Attorney General Maura Healey joined 34 state attorneys general in calling the Federal Communications Commission (FCC) and telephone service providers to implement new technologies and policies that would block more illegal robocalls.
“Robocalls are costly, invasive, and tools for scammers,” said AG Healey. “The telephone companies have the technology to stop these robocalls and it’s time for them to use it.” Robocalls are the most frequently complained about issue to AG Healey’s consumer assistance hotline. In July 2018, Americans received an estimated four billion robocalls and DoNotCall.gov receives about 11,000 complaints a month from Massachusetts consumers.
The multistate comments submitted this week call on all domestic and international carriers to implement a technology standard that allows carriers to authenticate the source of a call, block certain high-risk calls from reaching their subscribers, and send a warning to their customer about calls that are unverified or a likely scam. These warnings would allow the customer to choose whether to block the call or let it go to voicemail.
The attorneys general sent the comments in response to a public notice issued by the FCC in August 2018 concerning advanced methods to target and eliminate unlawful robocalls. In that notice, the FCC asked for comments on whether carriers can reliably block unlawful calls and methods they can implement to prevent unlawful calls from reaching consumers.
Several major telecom companies, including Verizon, Comcast, AT&T and T-Mobile, filed comments with the FCC describing some of the methods they use to block illegal calls, stressing the need for a safe harbor from litigation when they do block calls, and indicating that they anticipate call authentication to be implemented by the end of 2019.
In June 2017, AG Healey and the attorneys general of New York and Kentucky filed comments with the FCC opposing a petition requesting that so-called “ringless robocalls” be exempt from consumer protections under the Telephone Consumer Protection Act.

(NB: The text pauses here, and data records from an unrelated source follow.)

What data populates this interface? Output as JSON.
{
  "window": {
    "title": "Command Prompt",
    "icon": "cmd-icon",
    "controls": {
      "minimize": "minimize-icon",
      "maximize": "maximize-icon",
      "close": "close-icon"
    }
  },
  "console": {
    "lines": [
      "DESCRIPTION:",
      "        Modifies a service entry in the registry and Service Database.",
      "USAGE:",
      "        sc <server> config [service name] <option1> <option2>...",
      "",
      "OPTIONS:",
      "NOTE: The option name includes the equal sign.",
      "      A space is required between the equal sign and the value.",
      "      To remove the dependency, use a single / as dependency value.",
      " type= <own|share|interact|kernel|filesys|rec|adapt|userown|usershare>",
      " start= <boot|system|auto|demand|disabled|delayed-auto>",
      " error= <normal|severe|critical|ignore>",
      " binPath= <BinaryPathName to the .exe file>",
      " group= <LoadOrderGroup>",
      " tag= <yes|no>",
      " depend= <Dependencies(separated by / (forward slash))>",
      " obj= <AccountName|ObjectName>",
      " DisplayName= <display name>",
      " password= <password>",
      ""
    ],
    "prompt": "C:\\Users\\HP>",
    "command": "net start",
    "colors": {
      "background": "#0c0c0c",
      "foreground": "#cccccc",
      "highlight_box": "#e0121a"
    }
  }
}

The AG’s Office emphasizes consumer education and encourages consumers to take proactive measures to stop unwanted robocalls:
Smartphone users should install a call blocking app and consumers should ask their telephone companies about options for blocking robocalls to landlines.
Consumers should sign up for the Do Not Call list at DoNotCall.gov to get on both the state and federal do not call list.

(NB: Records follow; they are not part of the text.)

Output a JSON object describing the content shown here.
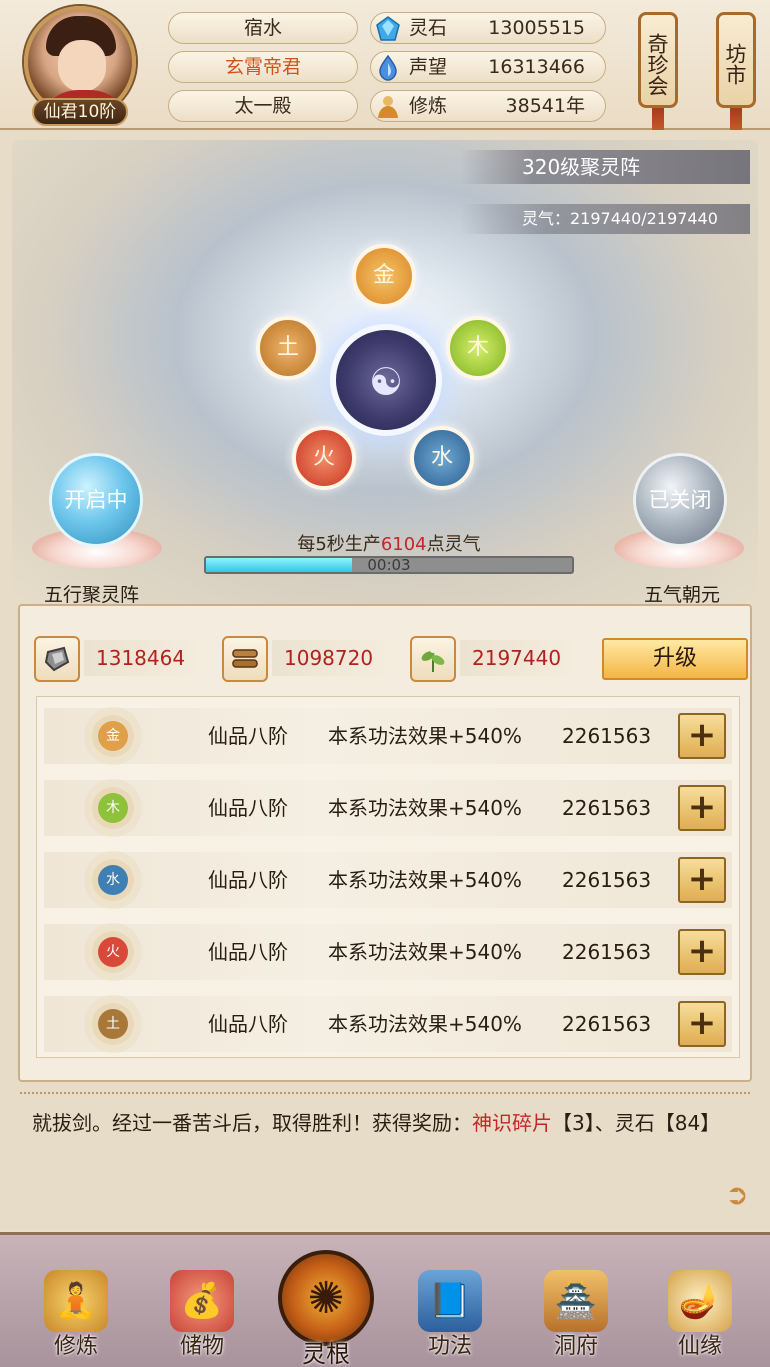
{
  "header": {
    "rank": "仙君10阶",
    "name": "宿水",
    "title": "玄霄帝君",
    "sect": "太一殿",
    "resources": [
      {
        "label": "灵石",
        "value": "13005515",
        "icon": "spirit-stone-icon"
      },
      {
        "label": "声望",
        "value": "16313466",
        "icon": "prestige-icon"
      },
      {
        "label": "修炼",
        "value": "38541年",
        "icon": "cultivation-icon"
      }
    ],
    "signs": [
      "奇珍会",
      "坊市"
    ]
  },
  "array": {
    "level": "320级聚灵阵",
    "qi": "灵气：2197440/2197440",
    "elements": [
      "金",
      "木",
      "水",
      "火",
      "土"
    ],
    "left_toggle": {
      "state": "开启中",
      "name": "五行聚灵阵"
    },
    "right_toggle": {
      "state": "已关闭",
      "name": "五气朝元"
    },
    "produce_prefix": "每5秒生产",
    "produce_value": "6104",
    "produce_suffix": "点灵气",
    "timer": "00:03",
    "timer_progress": 0.4
  },
  "materials": [
    {
      "value": "1318464",
      "icon": "ore-icon"
    },
    {
      "value": "1098720",
      "icon": "wood-logs-icon"
    },
    {
      "value": "2197440",
      "icon": "herb-icon"
    }
  ],
  "upgrade_label": "升级",
  "element_rows": [
    {
      "element": "金",
      "grade": "仙品八阶",
      "effect": "本系功法效果+540%",
      "cost": "2261563",
      "color": "#e0a04a"
    },
    {
      "element": "木",
      "grade": "仙品八阶",
      "effect": "本系功法效果+540%",
      "cost": "2261563",
      "color": "#8ec23a"
    },
    {
      "element": "水",
      "grade": "仙品八阶",
      "effect": "本系功法效果+540%",
      "cost": "2261563",
      "color": "#3f7fb4"
    },
    {
      "element": "火",
      "grade": "仙品八阶",
      "effect": "本系功法效果+540%",
      "cost": "2261563",
      "color": "#d8493a"
    },
    {
      "element": "土",
      "grade": "仙品八阶",
      "effect": "本系功法效果+540%",
      "cost": "2261563",
      "color": "#a8773a"
    }
  ],
  "log": {
    "prefix": "就拔剑。经过一番苦斗后，取得胜利！获得奖励：",
    "reward1": "神识碎片",
    "reward1_qty": "【3】",
    "sep": "、灵石",
    "reward2_qty": "【84】"
  },
  "nav": [
    {
      "label": "修炼",
      "icon": "meditating-monk-icon"
    },
    {
      "label": "储物",
      "icon": "treasure-bag-icon"
    },
    {
      "label": "灵根",
      "icon": "triskelion-icon"
    },
    {
      "label": "功法",
      "icon": "scripture-book-icon"
    },
    {
      "label": "洞府",
      "icon": "pavilion-icon"
    },
    {
      "label": "仙缘",
      "icon": "gourd-icon"
    }
  ]
}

If you get a robocall, just hang up the phone. Don’t engage the scammer at all and report the call to DoNotCall.gov.
The AG’s Consumer Advocacy & Response Division (CARD) is equipped with specialists that can answer questions, refer consumers to a wide network of assistance services, or directly assist consumers in resolving their problems. The AG’s consumer hotline can be reached at 617-727-8400 and is open Monday through Friday, from 10 a.m. to 4 p.m. Visit https://www.mass.gov/get-consumer-support for more information.

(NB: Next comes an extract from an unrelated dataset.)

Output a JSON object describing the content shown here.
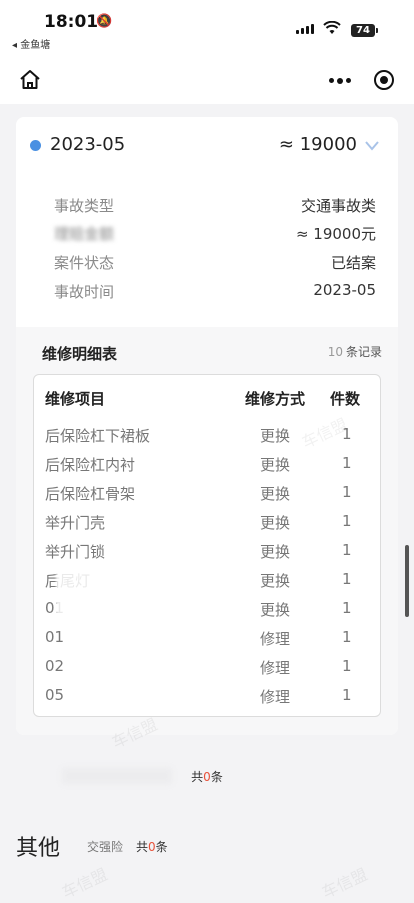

Joining AG Healey in signing on to Tuesday’s comment letter are state attorneys general from Arizona, Arkansas, Connecticut, Delaware, District of Columbia, Florida, Illinois, Indiana, Iowa, Kansas, Louisiana, Maryland, Minnesota, Mississippi, Montana, Nebraska, Nevada, New Hampshire, New Jersey, New Mexico, New York, North Carolina, North Dakota, Oklahoma, Oregon, Rhode Island, Tennessee, Utah, Vermont, Virginia, Washington, and Wisconsin.